Cento cronisti contro la traccia sui ‘maranza’ all’esame professionale: esposto all’Ordine per “linguaggio razzista”
di Massimo Arcangeli
Torno ancora sulle inaccettabili tracce sottoposte alla prova scritta della sessione autunnale dell’esame di Stato per l’accesso alla professione giornalistica che si è svolta il 28 ottobre alla Fiera di Roma, per la prima volta in modalità esclusivamente telematica. A sostenere la prova 256 candidati, che fra le tracce della sezione Attualità si sono visti proporre la seguente, la prima delle cinque da me denunciate in due diversi interventi: “Migliaia di persone a manifestare nelle piazze di mezza Italia, per il lavoro e per la Palestina, con grande ordine. Poi, immancabilmente, le violenze indiscriminate quanto inaccettabili, scatenate da anarchici, antagonisti, collettivi studenteschi. E dai ‘maranza’, un termine dello slang milanese, ora usato a livello nazionale, per definire un certo tipo di giovani, quasi sempre figli di immigrati di seconda generazione, molto spesso di origine africana. Cosa sta succedendo in Italia? Dal mondo politico e sociale quali proposte stanno emergendo per fronteggiare un fenomeno così preoccupante?”.
Su questa incredibile traccia, che non abbisogna di commenti, è ora partita una raccolta firme per un esposto, da presentare all’Ordine Dei Giornalisti, firmato, al momento in cui scrivo, da 96 persone tra giornalisti e pubblicisti. La generalizzazione sui maranza, il passaggio incriminato, viene giudicata dai firmatari “profondamente inopportuna, discriminatoria e contraria ai principi deontologici del giornalismo, in quanto: 1. Veicola e legittima un pregiudizio razziale, associando in modo diretto e arbitrario la violenza e il disordine pubblico a giovani ‘figli di immigrati’ e ‘molto spesso di origine africana’; 2. Rende l’origine etnica un fattore esplicativo del comportamento deviante, una logica che contrasta con la Carta di Roma, con la Carta dei Doveri del Giornalista e con i principi costituzionali di uguaglianza e non discriminazione; 3. Normalizza uno stereotipo linguistico (‘maranza’) che nei fatti è diventato una categoria stigmatizzante, usata per etichettare e marginalizzare adolescenti delle periferie, in particolare con background migratorio”.

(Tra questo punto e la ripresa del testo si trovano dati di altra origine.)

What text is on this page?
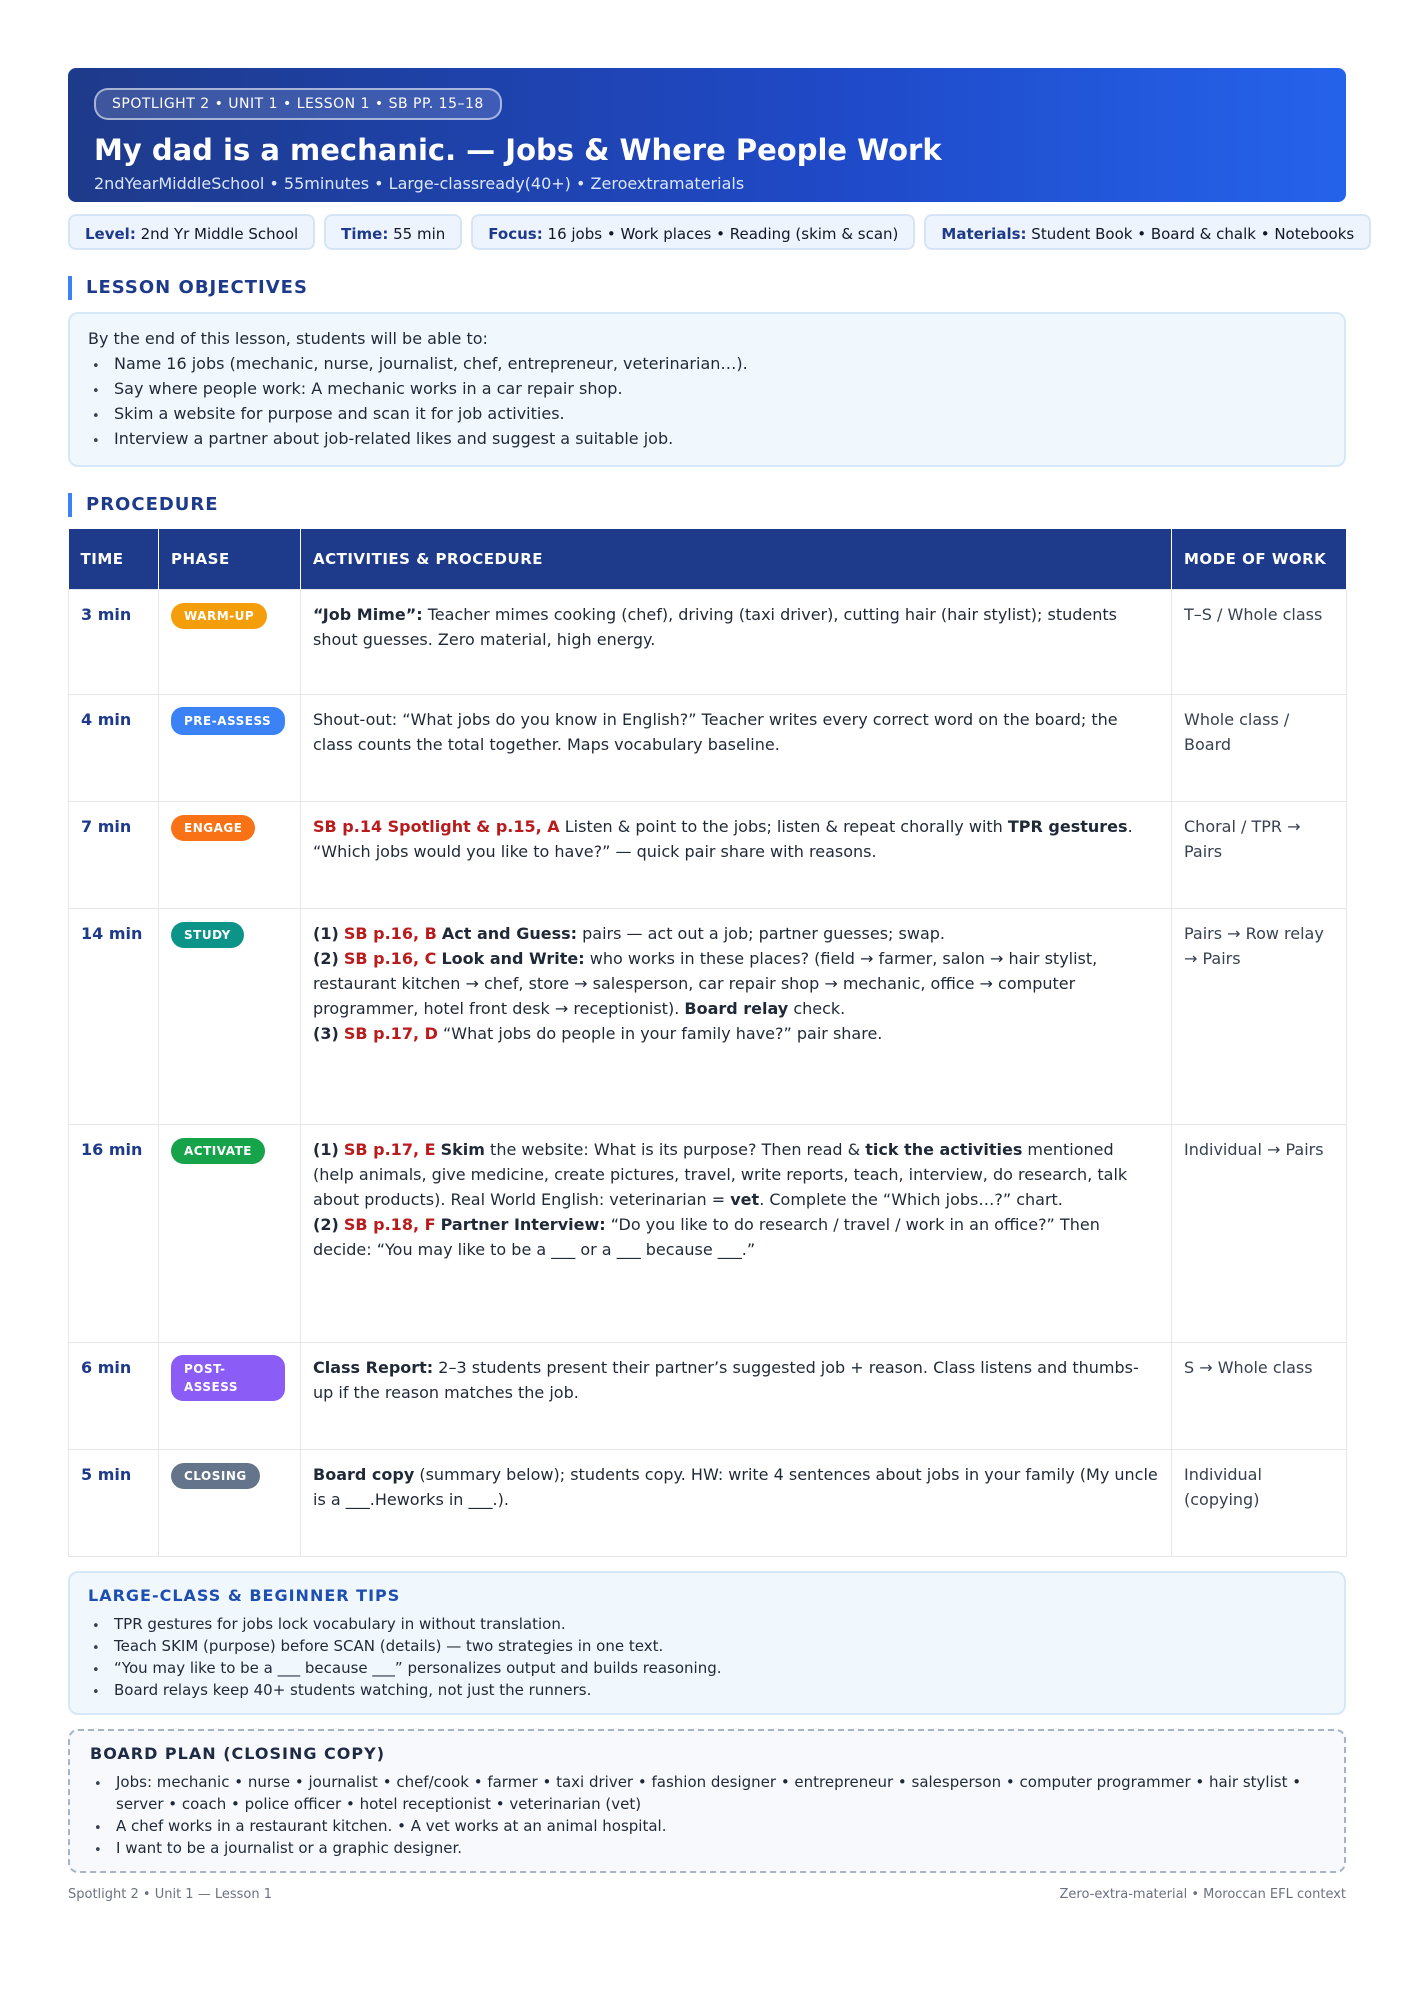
SPOTLIGHT 2 • UNIT 1 • LESSON 1 • SB PP. 15–18
My dad is a mechanic. — Jobs & Where People Work
2ndYearMiddleSchool • 55minutes • Large-classready(40+) • Zeroextramaterials
Level: 2nd Yr Middle School	Time: 55 min	Focus: 16 jobs • Work places • Reading (skim & scan)	Materials: Student Book • Board & chalk • Notebooks
LESSON OBJECTIVES
By the end of this lesson, students will be able to:
• Name 16 jobs (mechanic, nurse, journalist, chef, entrepreneur, veterinarian…).
• Say where people work: A mechanic works in a car repair shop.
• Skim a website for purpose and scan it for job activities.
• Interview a partner about job-related likes and suggest a suitable job.
PROCEDURE
TIME	PHASE	ACTIVITIES & PROCEDURE	MODE OF WORK
3 min	WARM-UP	“Job Mime”: Teacher mimes cooking (chef), driving (taxi driver), cutting hair (hair stylist); students shout guesses. Zero material, high energy.	T–S / Whole class
4 min	PRE-ASSESS	Shout-out: “What jobs do you know in English?” Teacher writes every correct word on the board; the class counts the total together. Maps vocabulary baseline.	Whole class / Board
7 min	ENGAGE	SB p.14 Spotlight & p.15, A Listen & point to the jobs; listen & repeat chorally with TPR gestures.
“Which jobs would you like to have?” — quick pair share with reasons.	Choral / TPR → Pairs
14 min	STUDY	(1) SB p.16, B Act and Guess: pairs — act out a job; partner guesses; swap.
(2) SB p.16, C Look and Write: who works in these places? (field → farmer, salon → hair stylist, restaurant kitchen → chef, store → salesperson, car repair shop → mechanic, office → computer programmer, hotel front desk → receptionist). Board relay check.
(3) SB p.17, D “What jobs do people in your family have?” pair share.	Pairs → Row relay → Pairs
16 min	ACTIVATE	(1) SB p.17, E Skim the website: What is its purpose? Then read & tick the activities mentioned (help animals, give medicine, create pictures, travel, write reports, teach, interview, do research, talk about products). Real World English: veterinarian = vet. Complete the “Which jobs…?” chart.
(2) SB p.18, F Partner Interview: “Do you like to do research / travel / work in an office?” Then decide: “You may like to be a ___ or a ___ because ___.”	Individual → Pairs
6 min	POST-ASSESS	Class Report: 2–3 students present their partner’s suggested job + reason. Class listens and thumbs-up if the reason matches the job.	S → Whole class
5 min	CLOSING	Board copy (summary below); students copy. HW: write 4 sentences about jobs in your family (My uncle is a ___.Heworks in ___.).	Individual (copying)
LARGE-CLASS & BEGINNER TIPS
• TPR gestures for jobs lock vocabulary in without translation.
• Teach SKIM (purpose) before SCAN (details) — two strategies in one text.
• “You may like to be a ___ because ___” personalizes output and builds reasoning.
• Board relays keep 40+ students watching, not just the runners.
BOARD PLAN (CLOSING COPY)
• Jobs: mechanic • nurse • journalist • chef/cook • farmer • taxi driver • fashion designer • entrepreneur • salesperson • computer programmer • hair stylist • server • coach • police officer • hotel receptionist • veterinarian (vet)
• A chef works in a restaurant kitchen. • A vet works at an animal hospital.
• I want to be a journalist or a graphic designer.
Spotlight 2 • Unit 1 — Lesson 1	Zero-extra-material • Moroccan EFL context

Il documento richiama quindi l’attenzione sul Codice deontologico delle giornaliste e dei giornalisti approvato dal Consiglio Nazionale dell’Ordine l’11 dicembre 2024, ed entrato in vigore il primo giugno scorso. A essere interessati sono l’art. 4 (Decoro e dignità professionale), l’art. 8 (Diritti fondamentali) e l’art. 14 (Persone migranti e rifugiate) del Codice, con riferimento ai quali i 96 firmatari dichiarano rispettivamente: “l’uso di un linguaggio stigmatizzante (‘maranza’), la stigmatizzazione di giovani con background migratorio e la costruzione di un nesso generalizzato tra origine etnica / status migratorio e comportamento deviante è lesiva della dignità della persona, e compromette il decoro della professione e la dignità delle persone”; “la traccia contravviene al rispetto dei diritti fondamentali, tra cui quello alla non discriminazione”; “il riferimento all’‘origine africana’ come elemento descrittivo di una categoria comportamentale viola direttamente il principio che il giornalista ‘a) usi termini rispettosi e appropriati ed eviti la diffusione di informazioni imprecise, sommarie o distorte; b) non ricorra ad espressioni denigratorie o discriminatorie'”.
“Il riferimento al contesto migratorio/etnico nella traccia – concludono gli estensori dell’esposto, prima di chiedere di accertare ogni responsabilità in merito e di rettificare in forma ufficiale la traccia – contravviene poi ai principi della Carta di Roma, che esige un trattamento informativo rispettoso di migranti, richiedenti asilo, evitando stereotipi e associazioni indebite tra origine e devianza. Che un simile linguaggio sia stato non solo ammesso, ma inserito come base di una prova d’esame per futuri professionisti dell’informazione, è inaccettabile e gravemente lesivo della credibilità dell’Ordine stesso, oltre che dei valori di una professione fondata sul rispetto della persona, sull’accuratezza e sulla responsabilità sociale della parola”.